For countries with big trade accounts with China, the experts agree that it makes sense to put a lower weight on the dollar — and more on the RMB.

Economists from the ASEAN+3 Research Office (AMRO), located in Singapore, says the Chinese currency is now a “reference currency” for the 14 economies of East Asia. (ASEAN+3 is a grouping including the 10 members of the Association of Southeast Asian Nations plus South Korea, Japan and China. AMRO, an emerging Asian monetary fund, was created to provide surveillance of the financial system of member nations.)

The Amro research finds that the increase in the weight of the RMB in regional currency baskets can be traced to the widening of the band in which the RMB has been able to trade against the US dollar since July 2005.

It finds that while it remains the anchor currency in this region, the US dollar has “seemingly lost its dominating status”. This is a result of closer trade and financial linkages with China, which is also increasing investment in Asian countries. 

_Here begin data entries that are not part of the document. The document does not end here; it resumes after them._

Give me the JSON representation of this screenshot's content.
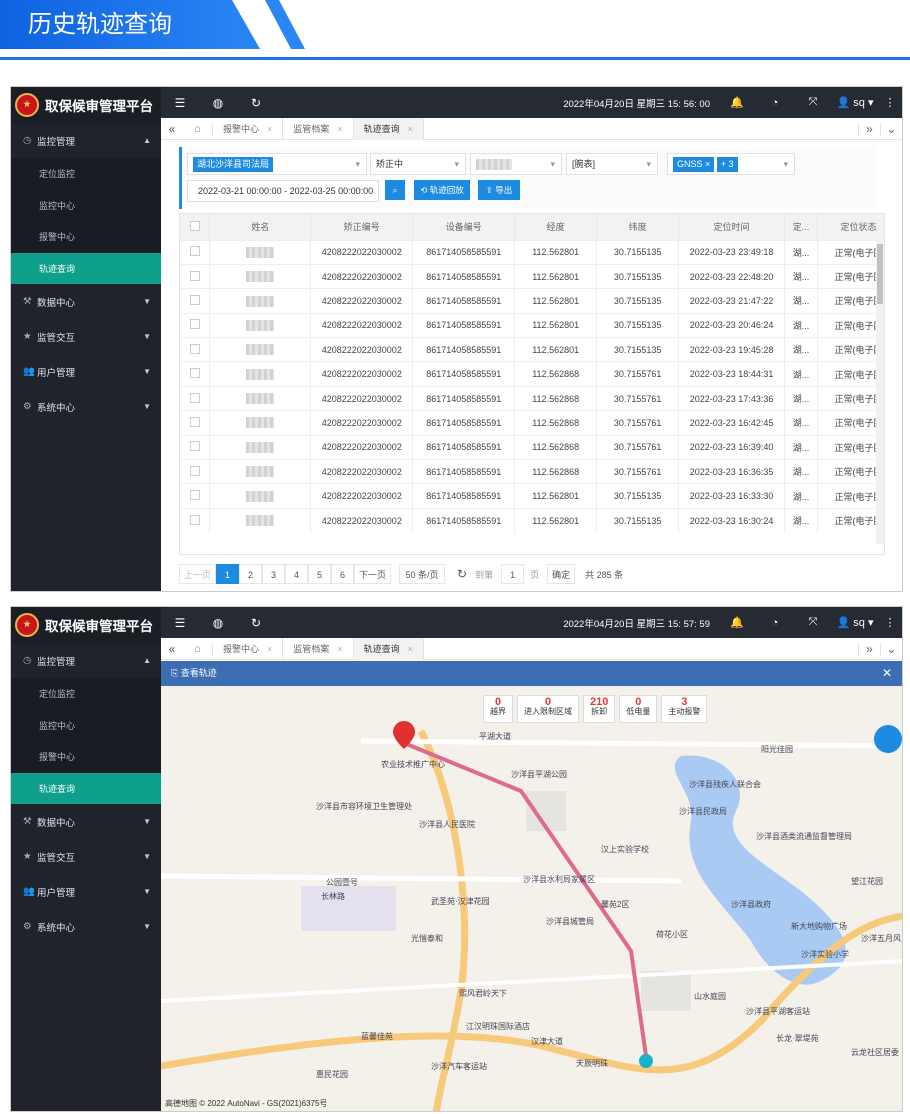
{
  "banner_title": "历史轨迹查询",
  "app": {
    "name": "取保候审管理平台",
    "user": "sq"
  },
  "menu": {
    "monitor": "监控管理",
    "items": [
      "定位监控",
      "监控中心",
      "报警中心",
      "轨迹查询"
    ],
    "data_center": "数据中心",
    "interaction": "监管交互",
    "users": "用户管理",
    "system": "系统中心"
  },
  "screen1": {
    "clock": "2022年04月20日 星期三 15: 56: 00",
    "tabs": [
      "报警中心",
      "监管档案",
      "轨迹查询"
    ],
    "filters": {
      "org": "湖北沙洋县司法局",
      "type": "矫正中",
      "report": "[腕表]",
      "gnss": "GNSS",
      "gnss_more": "+ 3",
      "date_range": "2022-03-21 00:00:00 - 2022-03-25 00:00:00",
      "replay": "轨迹回放",
      "export": "导出"
    },
    "columns": [
      "姓名",
      "矫正编号",
      "设备编号",
      "经度",
      "纬度",
      "定位时间",
      "定...",
      "定位状态"
    ],
    "rows": [
      [
        "4208222022030002",
        "861714058585591",
        "112.562801",
        "30.7155135",
        "2022-03-23 23:49:18",
        "湖...",
        "正常(电子围"
      ],
      [
        "4208222022030002",
        "861714058585591",
        "112.562801",
        "30.7155135",
        "2022-03-23 22:48:20",
        "湖...",
        "正常(电子围"
      ],
      [
        "4208222022030002",
        "861714058585591",
        "112.562801",
        "30.7155135",
        "2022-03-23 21:47:22",
        "湖...",
        "正常(电子围"
      ],
      [
        "4208222022030002",
        "861714058585591",
        "112.562801",
        "30.7155135",
        "2022-03-23 20:46:24",
        "湖...",
        "正常(电子围"
      ],
      [
        "4208222022030002",
        "861714058585591",
        "112.562801",
        "30.7155135",
        "2022-03-23 19:45:28",
        "湖...",
        "正常(电子围"
      ],
      [
        "4208222022030002",
        "861714058585591",
        "112.562868",
        "30.7155761",
        "2022-03-23 18:44:31",
        "湖...",
        "正常(电子围"
      ],
      [
        "4208222022030002",
        "861714058585591",
        "112.562868",
        "30.7155761",
        "2022-03-23 17:43:36",
        "湖...",
        "正常(电子围"
      ],
      [
        "4208222022030002",
        "861714058585591",
        "112.562868",
        "30.7155761",
        "2022-03-23 16:42:45",
        "湖...",
        "正常(电子围"
      ],
      [
        "4208222022030002",
        "861714058585591",
        "112.562868",
        "30.7155761",
        "2022-03-23 16:39:40",
        "湖...",
        "正常(电子围"
      ],
      [
        "4208222022030002",
        "861714058585591",
        "112.562868",
        "30.7155761",
        "2022-03-23 16:36:35",
        "湖...",
        "正常(电子围"
      ],
      [
        "4208222022030002",
        "861714058585591",
        "112.562801",
        "30.7155135",
        "2022-03-23 16:33:30",
        "湖...",
        "正常(电子围"
      ],
      [
        "4208222022030002",
        "861714058585591",
        "112.562801",
        "30.7155135",
        "2022-03-23 16:30:24",
        "湖...",
        "正常(电子围"
      ]
    ],
    "pager": {
      "prev": "上一页",
      "pages": [
        "1",
        "2",
        "3",
        "4",
        "5",
        "6"
      ],
      "next": "下一页",
      "size": "50 条/页",
      "goto": "到第",
      "page": "1",
      "page_unit": "页",
      "confirm": "确定",
      "total": "共 285 条"
    }
  },
  "screen2": {
    "clock": "2022年04月20日 星期三 15: 57: 59",
    "tabs": [
      "报警中心",
      "监管档案",
      "轨迹查询"
    ],
    "panel_title": "查看轨迹",
    "stats": [
      {
        "value": "0",
        "label": "越界"
      },
      {
        "value": "0",
        "label": "进入限制区域"
      },
      {
        "value": "210",
        "label": "拆卸"
      },
      {
        "value": "0",
        "label": "低电量"
      },
      {
        "value": "3",
        "label": "主动报警"
      }
    ],
    "places": [
      "农业技术推广中心",
      "平湖大道",
      "沙洋县平湖公园",
      "沙洋县残疾人联合会",
      "阳光佳园",
      "沙洋县市容环境卫生管理处",
      "沙洋县人民医院",
      "沙洋县民政局",
      "沙洋县酒类流通监督管理局",
      "汉上实验学校",
      "望江花园",
      "沙洋县水利局家属区",
      "沙洋县政府",
      "武圣苑·汉津花园",
      "沙洋县城管局",
      "新大地购物广场",
      "光愷泰和",
      "荷花小区",
      "沙洋五月风电竞酒店",
      "沙洋实验小学",
      "山水庭园",
      "沙洋县平湖客运站",
      "蓝馨佳苑",
      "江汉明珠国际酒店",
      "汉津大道",
      "长龙·翠堤苑",
      "惠民花园",
      "沙洋汽车客运站",
      "云龙社区居委",
      "公园壹号",
      "长林路",
      "馨苑2区",
      "熙风君岭天下",
      "天辰明珠"
    ],
    "copyright": "高德地图 © 2022 AutoNavi - GS(2021)6375号"
  }
}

RMB cross-border trade settlements reached 2.94 trillion (US$467 billion), and accounted for 8.4 per cent of total Chinese trade settlements, in 2012.

Despite the fact that China is a big net international creditor, however, the RMB is not yet seen as a safe haven currency like the Japanese yen or the Swiss franc.

“Safe haven” is defined as an asset that maintains its value or even increases its value when global wealth declines. 

During the recent global crises, the Chinese themselves bought US-denominated assets, seeing them as safe haven assets. The Chinese currency tends to depreciate in times of stockmarket turmoil.

While it may not yet have achieved the status of a safe haven currency, experts say this does not preclude the renminbi from playing a role as a significant reserve currency. Its attraction to risk-averse investors and official reserve managers (with central banks) is

Conference participants stressed the need to manage the transition of the RMB as it replaces the US dollar in its share of reserve currency basket, to avoid serious disruptions to the global financial system.

They say it is crucial that the phenomenon does not lead to a dumping of the US dollar, which would cause market chaos. Global
organisations, such as the International Monetary Fund and the Group of 20 nations, will have a key role in ensuring a smooth transition.